Ins Zentrum der Kritik rückt dabei die Rolle der AfD. Niedersachsens Innenminister Boris Pistorius sieht die Partei als einen zentralen Faktor, der zur Radikalisierung beiträgt. "Sie ist ganz eindeutig eine Gefahr für diese Demokratie", sagte der SPD-Politiker. "Teile der AfD spielen eine besondere Rolle, weil sie diese Demonstrationen organisieren und maßgeblich dabei sind." Die Partei versuche, Kapital aus der Corona-Krise zu schlagen, "indem ihre Ortsverbände diese organisierten, nicht-angemeldeten Versammlungen auf den Weg bringen, teilweise sind es örtliche Abgeordnete, die das tun", kritisierte Pistorius. Die Einschätzung birgt Brisanz, weil der Verfassungsschutz die gesamte Partei in den nächsten Wochen als rechtsextremen Verdachtsfall einstufen könnte.

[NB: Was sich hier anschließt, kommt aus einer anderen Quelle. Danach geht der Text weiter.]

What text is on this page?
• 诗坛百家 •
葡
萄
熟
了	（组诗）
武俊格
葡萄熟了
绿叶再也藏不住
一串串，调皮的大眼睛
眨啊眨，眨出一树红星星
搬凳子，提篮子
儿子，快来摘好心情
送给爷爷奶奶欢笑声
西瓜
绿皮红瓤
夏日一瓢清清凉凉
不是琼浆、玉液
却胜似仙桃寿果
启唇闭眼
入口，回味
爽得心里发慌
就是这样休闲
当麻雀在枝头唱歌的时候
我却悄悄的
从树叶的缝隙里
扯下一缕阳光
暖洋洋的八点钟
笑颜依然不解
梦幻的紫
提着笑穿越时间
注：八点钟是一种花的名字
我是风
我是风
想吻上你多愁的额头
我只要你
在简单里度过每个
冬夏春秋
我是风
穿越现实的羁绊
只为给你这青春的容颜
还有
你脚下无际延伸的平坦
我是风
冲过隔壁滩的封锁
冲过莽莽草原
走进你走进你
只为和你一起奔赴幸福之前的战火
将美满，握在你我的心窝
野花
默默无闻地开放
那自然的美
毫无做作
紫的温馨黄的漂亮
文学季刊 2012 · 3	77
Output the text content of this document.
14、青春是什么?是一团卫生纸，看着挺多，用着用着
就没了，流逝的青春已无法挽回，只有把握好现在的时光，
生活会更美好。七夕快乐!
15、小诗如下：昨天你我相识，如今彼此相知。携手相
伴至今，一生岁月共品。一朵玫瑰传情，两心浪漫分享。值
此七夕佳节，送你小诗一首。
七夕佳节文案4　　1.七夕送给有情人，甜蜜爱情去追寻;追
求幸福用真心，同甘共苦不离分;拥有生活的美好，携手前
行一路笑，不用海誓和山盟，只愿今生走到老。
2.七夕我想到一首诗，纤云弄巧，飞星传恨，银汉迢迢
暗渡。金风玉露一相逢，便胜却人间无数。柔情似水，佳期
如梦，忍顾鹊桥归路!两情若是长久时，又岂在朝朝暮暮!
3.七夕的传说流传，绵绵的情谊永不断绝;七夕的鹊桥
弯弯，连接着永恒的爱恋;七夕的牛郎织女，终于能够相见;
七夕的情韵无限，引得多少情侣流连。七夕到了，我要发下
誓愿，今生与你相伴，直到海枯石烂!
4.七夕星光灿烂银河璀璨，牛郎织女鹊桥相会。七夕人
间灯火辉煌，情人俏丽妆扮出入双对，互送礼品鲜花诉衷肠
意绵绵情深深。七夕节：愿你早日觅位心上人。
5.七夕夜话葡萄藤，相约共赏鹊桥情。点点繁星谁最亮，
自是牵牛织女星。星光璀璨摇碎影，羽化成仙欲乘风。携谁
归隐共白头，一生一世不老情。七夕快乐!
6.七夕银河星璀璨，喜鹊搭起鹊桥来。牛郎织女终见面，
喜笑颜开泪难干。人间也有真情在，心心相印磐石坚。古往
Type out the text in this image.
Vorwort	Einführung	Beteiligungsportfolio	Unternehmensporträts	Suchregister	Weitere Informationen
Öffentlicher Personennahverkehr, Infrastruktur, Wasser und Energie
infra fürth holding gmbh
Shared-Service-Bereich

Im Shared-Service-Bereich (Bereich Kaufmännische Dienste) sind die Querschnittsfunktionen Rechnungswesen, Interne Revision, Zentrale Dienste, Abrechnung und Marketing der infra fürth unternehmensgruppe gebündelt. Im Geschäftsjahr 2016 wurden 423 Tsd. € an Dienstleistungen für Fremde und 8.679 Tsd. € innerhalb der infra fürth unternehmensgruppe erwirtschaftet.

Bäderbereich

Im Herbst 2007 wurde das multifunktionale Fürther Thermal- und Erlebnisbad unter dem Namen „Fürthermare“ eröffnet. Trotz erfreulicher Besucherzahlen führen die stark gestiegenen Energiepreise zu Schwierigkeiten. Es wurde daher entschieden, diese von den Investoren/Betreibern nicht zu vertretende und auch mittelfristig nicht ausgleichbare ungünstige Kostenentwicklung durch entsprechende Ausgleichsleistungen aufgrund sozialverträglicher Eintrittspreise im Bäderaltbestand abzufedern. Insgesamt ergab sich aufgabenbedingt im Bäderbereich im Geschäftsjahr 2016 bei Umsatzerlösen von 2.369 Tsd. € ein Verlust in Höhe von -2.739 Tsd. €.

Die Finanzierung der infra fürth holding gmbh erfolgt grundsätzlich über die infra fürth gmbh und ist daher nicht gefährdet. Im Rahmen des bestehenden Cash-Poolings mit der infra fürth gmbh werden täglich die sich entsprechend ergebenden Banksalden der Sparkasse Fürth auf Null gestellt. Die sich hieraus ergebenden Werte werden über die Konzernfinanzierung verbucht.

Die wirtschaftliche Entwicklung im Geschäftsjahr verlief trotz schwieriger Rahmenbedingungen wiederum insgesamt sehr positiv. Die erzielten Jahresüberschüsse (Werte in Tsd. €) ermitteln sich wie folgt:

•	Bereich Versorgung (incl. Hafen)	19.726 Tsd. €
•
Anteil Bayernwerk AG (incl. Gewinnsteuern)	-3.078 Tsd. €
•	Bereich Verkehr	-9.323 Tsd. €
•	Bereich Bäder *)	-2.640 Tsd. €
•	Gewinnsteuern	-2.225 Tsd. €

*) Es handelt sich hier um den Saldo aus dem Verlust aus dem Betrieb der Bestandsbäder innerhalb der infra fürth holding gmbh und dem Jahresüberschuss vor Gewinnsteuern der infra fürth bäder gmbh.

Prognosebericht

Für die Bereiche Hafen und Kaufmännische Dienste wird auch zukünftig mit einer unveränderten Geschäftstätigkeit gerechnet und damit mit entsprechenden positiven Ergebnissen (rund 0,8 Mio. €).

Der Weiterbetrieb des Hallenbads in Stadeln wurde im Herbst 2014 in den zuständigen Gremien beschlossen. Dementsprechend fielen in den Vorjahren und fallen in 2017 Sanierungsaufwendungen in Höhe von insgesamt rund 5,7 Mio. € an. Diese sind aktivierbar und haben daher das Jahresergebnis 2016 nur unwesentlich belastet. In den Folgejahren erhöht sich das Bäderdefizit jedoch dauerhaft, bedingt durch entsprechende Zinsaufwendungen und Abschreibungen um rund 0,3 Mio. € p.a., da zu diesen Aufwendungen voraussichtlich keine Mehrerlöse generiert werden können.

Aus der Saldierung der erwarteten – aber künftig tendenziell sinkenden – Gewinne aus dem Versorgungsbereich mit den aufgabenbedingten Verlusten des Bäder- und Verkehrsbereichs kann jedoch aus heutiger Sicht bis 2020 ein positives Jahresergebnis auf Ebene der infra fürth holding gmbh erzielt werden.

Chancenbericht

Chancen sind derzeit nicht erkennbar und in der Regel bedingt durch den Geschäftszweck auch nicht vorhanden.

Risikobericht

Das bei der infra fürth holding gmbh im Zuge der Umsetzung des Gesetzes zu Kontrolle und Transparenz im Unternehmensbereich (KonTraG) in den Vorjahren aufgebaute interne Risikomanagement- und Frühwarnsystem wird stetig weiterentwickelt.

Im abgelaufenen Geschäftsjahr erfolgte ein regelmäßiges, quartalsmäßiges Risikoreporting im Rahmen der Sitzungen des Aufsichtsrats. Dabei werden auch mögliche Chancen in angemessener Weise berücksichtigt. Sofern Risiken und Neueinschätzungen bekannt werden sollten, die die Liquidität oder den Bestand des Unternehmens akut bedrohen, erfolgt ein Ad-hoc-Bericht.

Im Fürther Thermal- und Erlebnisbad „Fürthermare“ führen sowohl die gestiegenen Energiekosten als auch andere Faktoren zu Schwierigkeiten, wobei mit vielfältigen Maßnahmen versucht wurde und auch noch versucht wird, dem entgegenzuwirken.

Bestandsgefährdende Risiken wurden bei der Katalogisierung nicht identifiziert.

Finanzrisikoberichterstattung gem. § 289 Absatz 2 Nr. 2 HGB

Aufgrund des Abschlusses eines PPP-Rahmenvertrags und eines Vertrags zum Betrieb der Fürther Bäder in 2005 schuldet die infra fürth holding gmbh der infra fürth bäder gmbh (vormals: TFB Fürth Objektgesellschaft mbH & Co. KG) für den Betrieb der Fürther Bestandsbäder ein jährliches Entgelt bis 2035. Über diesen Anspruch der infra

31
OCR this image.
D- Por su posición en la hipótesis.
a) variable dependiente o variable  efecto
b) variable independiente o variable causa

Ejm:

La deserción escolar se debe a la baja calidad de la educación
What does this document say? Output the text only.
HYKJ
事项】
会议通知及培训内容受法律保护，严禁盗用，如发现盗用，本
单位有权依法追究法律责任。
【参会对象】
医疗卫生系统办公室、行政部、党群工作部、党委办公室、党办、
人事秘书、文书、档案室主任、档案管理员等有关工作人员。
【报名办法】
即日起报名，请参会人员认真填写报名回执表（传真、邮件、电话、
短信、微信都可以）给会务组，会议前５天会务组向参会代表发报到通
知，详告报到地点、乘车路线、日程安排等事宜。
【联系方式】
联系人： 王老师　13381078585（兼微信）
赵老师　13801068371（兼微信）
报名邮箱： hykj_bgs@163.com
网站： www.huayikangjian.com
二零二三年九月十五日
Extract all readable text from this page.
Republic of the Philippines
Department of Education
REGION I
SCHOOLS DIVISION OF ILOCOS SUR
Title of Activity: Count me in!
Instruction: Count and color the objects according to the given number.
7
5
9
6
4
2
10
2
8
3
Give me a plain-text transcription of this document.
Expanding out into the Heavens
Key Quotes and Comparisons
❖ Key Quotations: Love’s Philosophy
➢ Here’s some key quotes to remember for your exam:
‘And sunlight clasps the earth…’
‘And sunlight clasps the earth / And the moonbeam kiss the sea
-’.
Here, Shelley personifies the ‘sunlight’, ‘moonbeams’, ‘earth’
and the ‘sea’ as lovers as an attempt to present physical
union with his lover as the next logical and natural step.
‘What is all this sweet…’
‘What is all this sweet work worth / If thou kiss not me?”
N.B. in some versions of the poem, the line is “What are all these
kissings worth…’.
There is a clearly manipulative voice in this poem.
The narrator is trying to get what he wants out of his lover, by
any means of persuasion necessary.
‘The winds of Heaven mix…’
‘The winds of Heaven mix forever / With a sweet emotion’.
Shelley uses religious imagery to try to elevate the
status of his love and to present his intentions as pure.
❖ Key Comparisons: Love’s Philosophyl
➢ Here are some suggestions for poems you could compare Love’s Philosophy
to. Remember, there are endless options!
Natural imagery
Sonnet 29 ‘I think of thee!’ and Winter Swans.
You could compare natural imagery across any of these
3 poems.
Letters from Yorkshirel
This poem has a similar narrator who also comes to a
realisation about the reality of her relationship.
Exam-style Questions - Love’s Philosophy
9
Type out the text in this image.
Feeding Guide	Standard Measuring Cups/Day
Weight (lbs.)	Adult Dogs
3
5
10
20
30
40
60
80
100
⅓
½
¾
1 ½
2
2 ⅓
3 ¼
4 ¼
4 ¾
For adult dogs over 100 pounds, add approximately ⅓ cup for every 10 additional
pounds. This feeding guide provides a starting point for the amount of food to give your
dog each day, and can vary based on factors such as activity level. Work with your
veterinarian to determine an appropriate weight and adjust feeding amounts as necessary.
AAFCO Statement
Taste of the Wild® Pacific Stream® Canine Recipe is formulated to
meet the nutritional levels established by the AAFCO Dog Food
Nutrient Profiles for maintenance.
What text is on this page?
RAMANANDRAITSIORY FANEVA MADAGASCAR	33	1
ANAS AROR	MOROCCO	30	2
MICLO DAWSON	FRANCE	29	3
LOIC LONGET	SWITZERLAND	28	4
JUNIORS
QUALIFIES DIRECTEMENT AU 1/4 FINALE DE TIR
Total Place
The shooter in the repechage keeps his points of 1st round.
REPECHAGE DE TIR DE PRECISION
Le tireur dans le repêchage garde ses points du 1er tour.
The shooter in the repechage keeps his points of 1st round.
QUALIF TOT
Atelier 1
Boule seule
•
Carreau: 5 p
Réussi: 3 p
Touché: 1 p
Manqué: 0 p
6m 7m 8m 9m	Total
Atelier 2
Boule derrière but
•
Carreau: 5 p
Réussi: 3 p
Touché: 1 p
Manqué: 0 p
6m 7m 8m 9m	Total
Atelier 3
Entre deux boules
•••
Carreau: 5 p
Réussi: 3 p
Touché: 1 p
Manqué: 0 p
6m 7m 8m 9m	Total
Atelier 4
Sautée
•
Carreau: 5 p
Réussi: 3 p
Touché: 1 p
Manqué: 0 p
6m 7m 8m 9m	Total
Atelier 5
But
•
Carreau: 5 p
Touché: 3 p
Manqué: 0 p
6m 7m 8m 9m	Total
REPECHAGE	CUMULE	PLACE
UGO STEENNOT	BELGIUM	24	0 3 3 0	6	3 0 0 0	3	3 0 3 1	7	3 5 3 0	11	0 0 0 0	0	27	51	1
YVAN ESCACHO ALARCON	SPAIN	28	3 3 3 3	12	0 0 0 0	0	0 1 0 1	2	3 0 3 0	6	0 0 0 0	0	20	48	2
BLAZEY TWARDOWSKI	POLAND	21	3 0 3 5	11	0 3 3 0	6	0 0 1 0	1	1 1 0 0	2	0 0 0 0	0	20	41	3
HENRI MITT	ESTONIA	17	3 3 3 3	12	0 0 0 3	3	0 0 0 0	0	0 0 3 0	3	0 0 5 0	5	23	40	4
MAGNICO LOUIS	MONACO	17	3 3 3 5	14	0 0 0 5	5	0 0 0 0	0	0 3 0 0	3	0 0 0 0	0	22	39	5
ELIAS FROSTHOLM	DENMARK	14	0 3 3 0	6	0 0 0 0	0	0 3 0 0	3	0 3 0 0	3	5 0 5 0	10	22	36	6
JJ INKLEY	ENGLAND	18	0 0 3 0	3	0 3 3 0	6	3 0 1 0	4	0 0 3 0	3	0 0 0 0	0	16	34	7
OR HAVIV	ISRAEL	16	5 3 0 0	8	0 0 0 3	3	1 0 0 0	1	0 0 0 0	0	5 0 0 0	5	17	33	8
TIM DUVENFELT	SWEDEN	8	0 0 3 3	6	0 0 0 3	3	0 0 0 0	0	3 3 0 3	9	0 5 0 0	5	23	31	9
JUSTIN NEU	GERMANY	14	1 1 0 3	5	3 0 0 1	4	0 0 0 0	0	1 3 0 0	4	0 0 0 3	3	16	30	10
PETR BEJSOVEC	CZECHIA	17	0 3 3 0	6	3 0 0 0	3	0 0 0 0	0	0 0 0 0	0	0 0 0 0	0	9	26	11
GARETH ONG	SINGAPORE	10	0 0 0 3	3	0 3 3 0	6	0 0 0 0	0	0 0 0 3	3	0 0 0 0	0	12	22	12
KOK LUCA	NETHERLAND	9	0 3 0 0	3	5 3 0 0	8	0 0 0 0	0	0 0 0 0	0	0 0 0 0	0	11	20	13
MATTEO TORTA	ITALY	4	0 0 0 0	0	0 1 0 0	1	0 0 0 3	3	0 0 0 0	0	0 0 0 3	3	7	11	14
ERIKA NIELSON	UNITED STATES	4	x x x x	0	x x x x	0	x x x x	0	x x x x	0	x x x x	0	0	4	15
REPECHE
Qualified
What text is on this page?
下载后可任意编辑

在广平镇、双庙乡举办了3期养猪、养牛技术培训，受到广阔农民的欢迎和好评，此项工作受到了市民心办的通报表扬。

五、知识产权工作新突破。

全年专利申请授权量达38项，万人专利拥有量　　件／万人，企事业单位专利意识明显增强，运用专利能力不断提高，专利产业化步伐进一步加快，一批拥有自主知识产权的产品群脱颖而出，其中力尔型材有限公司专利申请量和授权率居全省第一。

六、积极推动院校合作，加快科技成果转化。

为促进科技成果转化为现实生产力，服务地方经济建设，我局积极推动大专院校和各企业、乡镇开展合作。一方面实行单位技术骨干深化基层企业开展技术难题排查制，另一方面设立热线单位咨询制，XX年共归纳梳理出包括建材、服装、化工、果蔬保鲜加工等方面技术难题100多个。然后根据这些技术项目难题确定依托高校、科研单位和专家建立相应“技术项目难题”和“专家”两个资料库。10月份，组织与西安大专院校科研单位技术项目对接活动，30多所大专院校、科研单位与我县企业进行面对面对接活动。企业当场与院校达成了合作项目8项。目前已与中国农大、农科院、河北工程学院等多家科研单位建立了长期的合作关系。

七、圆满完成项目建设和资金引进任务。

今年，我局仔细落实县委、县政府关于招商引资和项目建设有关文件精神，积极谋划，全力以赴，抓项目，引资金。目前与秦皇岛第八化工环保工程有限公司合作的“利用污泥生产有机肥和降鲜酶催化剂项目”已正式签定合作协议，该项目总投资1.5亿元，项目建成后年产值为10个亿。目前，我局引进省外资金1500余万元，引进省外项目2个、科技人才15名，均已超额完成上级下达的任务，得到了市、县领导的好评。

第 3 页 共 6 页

Strikt verurteilten die Innenminister Kundgebungen vor den Häusern von Ministerinnen oder Kommunalpolitikern. Auf der Tagesordnung ihres Treffens in Stuttgart stand auch die Frage nach einer Strategie gegen Aufrufe zu Mord und Gewalt, die über Telegram verbreitet werden. Faeser sagte, sie sehe bei Google und Apple Bereitschaft, gegen Gewaltaufrufe in Telegram-Gruppen vorzugehen. Ihr Ministerium habe festgestellt, dass insbesondere Google da "sehr kooperativ" sei. Bei den Gesprächen mit den beiden Unternehmen gehe es darum, zusammenzuarbeiten, "damit die Inhalte gelöscht werden".